Objective: atrial fibrillation (AF) is associated with dementia. If AF-related cognitive decline is driven by cerebral embolic events, thromboprophylaxis may impact on this. This systematic review assessed the association between cognitive impairment and AF thromboprophylaxis.
Methods: two independent reviewers searched CINAHL, EMBASE, MEDLINE, PsycINFO, Web of Science Core Collection and Cochrane Library from inception until 12 November 2014. Eligible studies compared AF thromboprophylaxis to control with an outcome measure of cognition or dementia. Where data allowed, meta-analyses describing between-group differences in cognitive test scores or rates of incident dementia were performed.

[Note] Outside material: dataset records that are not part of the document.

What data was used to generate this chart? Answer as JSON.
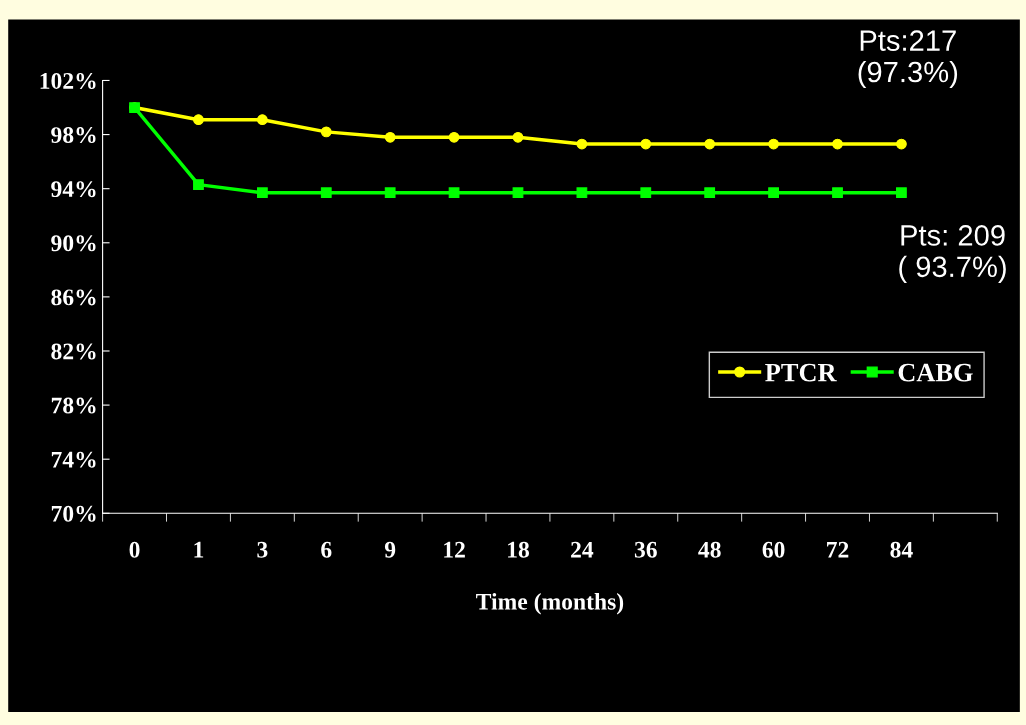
{
  "chart_data": {
    "type": "line",
    "xlabel": "Time (months)",
    "categories": [
      "0",
      "1",
      "3",
      "6",
      "9",
      "12",
      "18",
      "24",
      "36",
      "48",
      "60",
      "72",
      "84",
      null
    ],
    "series": [
      {
        "name": "PTCR",
        "color": "#ffff00",
        "marker": "circle",
        "values": [
          100,
          99.1,
          99.1,
          98.2,
          97.8,
          97.8,
          97.8,
          97.3,
          97.3,
          97.3,
          97.3,
          97.3,
          97.3,
          null
        ]
      },
      {
        "name": "CABG",
        "color": "#00ff00",
        "marker": "square",
        "values": [
          100,
          94.3,
          93.7,
          93.7,
          93.7,
          93.7,
          93.7,
          93.7,
          93.7,
          93.7,
          93.7,
          93.7,
          93.7,
          null
        ]
      }
    ],
    "ylim": [
      70,
      102
    ],
    "yticks": [
      {
        "value": 70,
        "label": "70%"
      },
      {
        "value": 74,
        "label": "74%"
      },
      {
        "value": 78,
        "label": "78%"
      },
      {
        "value": 82,
        "label": "82%"
      },
      {
        "value": 86,
        "label": "86%"
      },
      {
        "value": 90,
        "label": "90%"
      },
      {
        "value": 94,
        "label": "94%"
      },
      {
        "value": 98,
        "label": "98%"
      },
      {
        "value": 102,
        "label": "102%"
      }
    ],
    "annotations": [
      "Pts:217\n(97.3%)",
      "Pts: 209\n( 93.7%)"
    ],
    "legend": "right",
    "grid": false
  }
}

Results: nineteen studies were eligible. For two prospective studies (one randomised controlled trial, RCT) comparing anticoagulation against antiplatelet therapy, change in Mini-Mental Score Examination (MMSE) score from baseline to last follow-up (maximal duration: 5.9 years) suggested a difference favouring anticoagulation (mean difference: 0.90, 95% CI: 0.29–1.51), in keeping with a trend seen in the single RCT (mean difference MMSE: 0.80, 95% CI: −0.07 to 1.67). Pooled odds ratio (OR) suggested no association with incident dementia, comparing anticoagulant to antiplatelet therapy (two studies, OR: 1.23, 95% CI: 0.80–1.91) or no treatment (three studies, OR: 0.89, 95% CI: 0.47–1.69).
Conclusion: our analyses show no definitive evidence of cognitive benefit or harm from anticoagulation. We demonstrated a potential benefit of anticoagulation in comparison to antiplatelet over time. Larger scale studies with longer follow-up are needed to determine the true cognitive impact of AF thromboprophylaxis.